It wasn’t how it was supposed to end. In my mind, it can’t
possibly be over—where was the Hollywood-style finish? The final redemption?
The happy ending? All I can think is how utterly unfair it is.
I’ve known about Jordan Holm for years. I remember when he
went to prison—heard about it through some family friends. His family always believed
he was innocent, wrongly accused. Because I knew members of his family, I
believed them. I only recently learned there was a website—freejordan.org—that details
the case. I read the entire site start to finish in only a few hours, entirely
engrossed in the injustice. I read all of the letters Jordan sent his brother
while in prison; I read them through misty eyes, completely in awe of this man’s
faith and attitude. I had no idea how someone innocent could spend so many
years in prison and not become bitter.
Of course, by the time I found the website a month ago,
Jordan had already been released. He had returned to wrestling and was working
toward making the Olympic team. He had trained hard in prison—wrestling gave
him a goal and something to do. Before prison, he had aspirations of medical
school.
The writer (and Christian) in me could see this turning into
a great story. Because he had never graduated college, he never pursued medical
school. If he hadn’t been in prison, he likely wouldn’t have trained so much to
become an Olympian. This would be his reward for unjustly spending close to a decade
in prison for a crime he didn’t commit. He would get to wrestle in the
Olympics!
Last weekend, he lost at the trials. He didn’t make the
team. His Olympic hopes were dashed in only a few minutes. There was no reward—no
redemption. And every time I think about it, all I can think is how much he has
suffered, how much he has had to endure—all while keeping his faith. It’s just so
unfair.
The life of the Christian does involve trials; that’s basic Sunday School fodder. But I can’t help but question God on this one. Why is he blessing me—my life is fairly trial-free—when my faith is nowhere near Jordan’s?

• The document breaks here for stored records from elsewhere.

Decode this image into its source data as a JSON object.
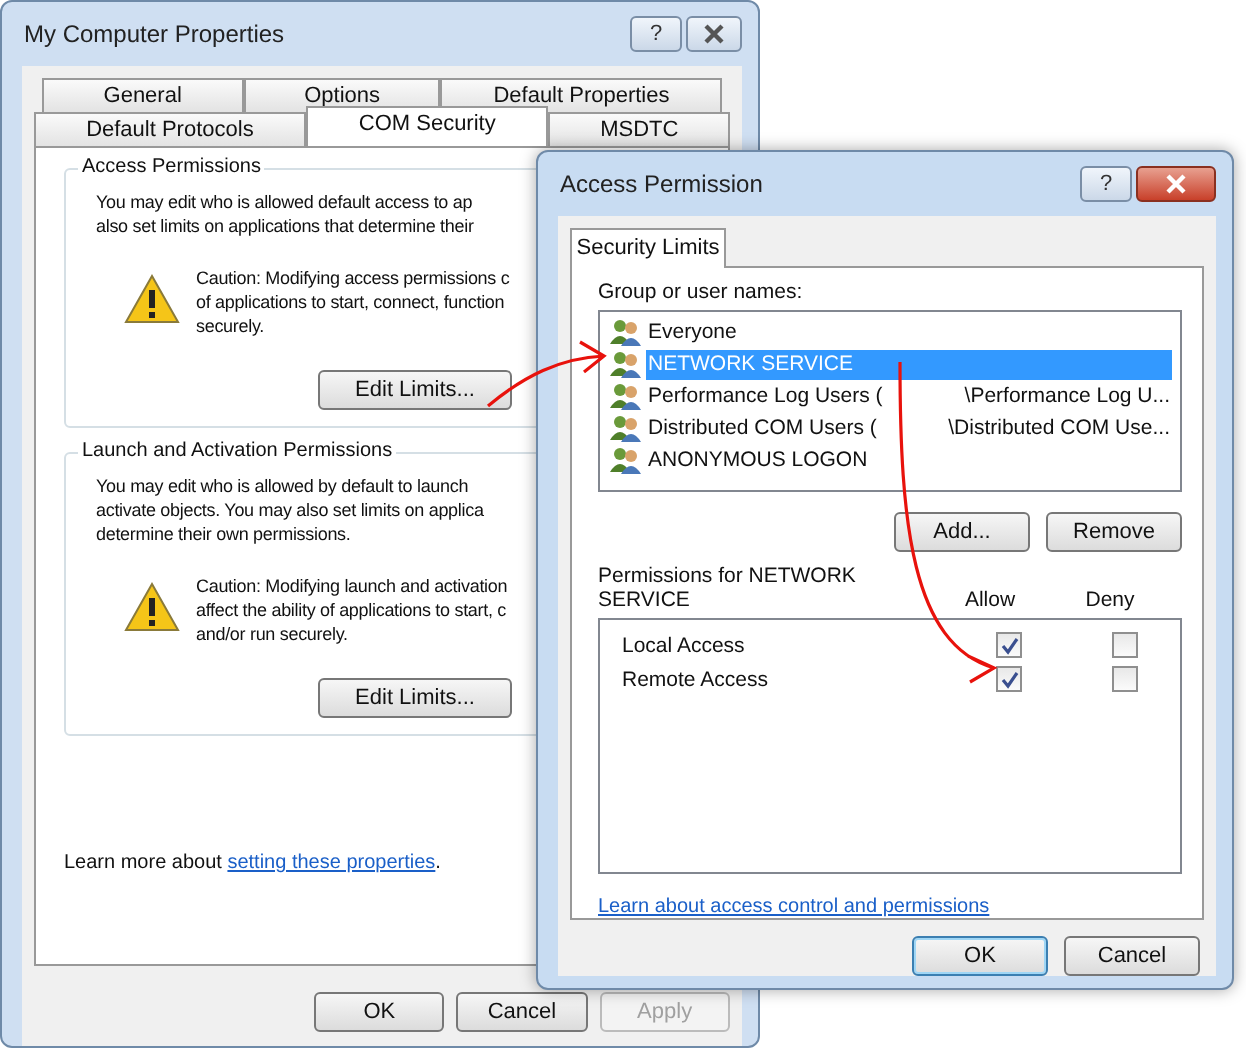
{
  "main_window": {
    "title": "My Computer Properties",
    "help_button": "?",
    "tab_rows": [
      [
        {
          "label": "General",
          "selected": false
        },
        {
          "label": "Options",
          "selected": false
        },
        {
          "label": "Default Properties",
          "selected": false
        }
      ],
      [
        {
          "label": "Default Protocols",
          "selected": false
        },
        {
          "label": "COM Security",
          "selected": true
        },
        {
          "label": "MSDTC",
          "selected": false
        }
      ]
    ],
    "groups": [
      {
        "title": "Access Permissions",
        "lines": [
          "You may edit who is allowed default access to ap",
          "also set limits on applications that determine their"
        ],
        "caution_lines": [
          "Caution: Modifying access permissions c",
          "of applications to start, connect, function",
          "securely."
        ],
        "button": "Edit Limits..."
      },
      {
        "title": "Launch and Activation Permissions",
        "lines": [
          "You may edit who is allowed by default to launch",
          "activate objects. You may also set limits on applica",
          "determine their own permissions."
        ],
        "caution_lines": [
          "Caution: Modifying launch and activation",
          "affect the ability of applications to start, c",
          "and/or run securely."
        ],
        "button": "Edit Limits..."
      }
    ],
    "learn_more": {
      "text": "Learn more about ",
      "link": "setting these properties",
      "suffix": "."
    },
    "buttons": [
      {
        "label": "OK",
        "disabled": false
      },
      {
        "label": "Cancel",
        "disabled": false
      },
      {
        "label": "Apply",
        "disabled": true
      }
    ]
  },
  "dialog": {
    "title": "Access Permission",
    "help_button": "?",
    "tab": {
      "label": "Security Limits",
      "selected": true
    },
    "users_label": "Group or user names:",
    "users": [
      {
        "name": "Everyone",
        "selected": false
      },
      {
        "name": "NETWORK SERVICE",
        "selected": true
      },
      {
        "name": "Performance Log Users (",
        "domain": "\\Performance Log U...",
        "selected": false
      },
      {
        "name": "Distributed COM Users (",
        "domain": "\\Distributed COM Use...",
        "selected": false
      },
      {
        "name": "ANONYMOUS LOGON",
        "selected": false
      }
    ],
    "add_button": "Add...",
    "remove_button": "Remove",
    "permissions_label": "Permissions for NETWORK SERVICE",
    "allow_heading": "Allow",
    "deny_heading": "Deny",
    "permissions": [
      {
        "name": "Local Access",
        "allow": true,
        "deny": false
      },
      {
        "name": "Remote Access",
        "allow": true,
        "deny": false
      }
    ],
    "link": "Learn about access control and permissions",
    "buttons": [
      "OK",
      "Cancel"
    ]
  }
}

This weekend, I cried for Jordan—a man I’ve never personally
met—as I read about his defeat.
I hope and pray that his appeals will be heard and he will be exonerated from his original charges. Maybe that will be his redemption story. My story had him winning gold in London—redemption on the world’s biggest stage. I envy Jordan’s faith. Because he didn’t need my version of the story. He knows he’ll just have to wait a little longer for his gold.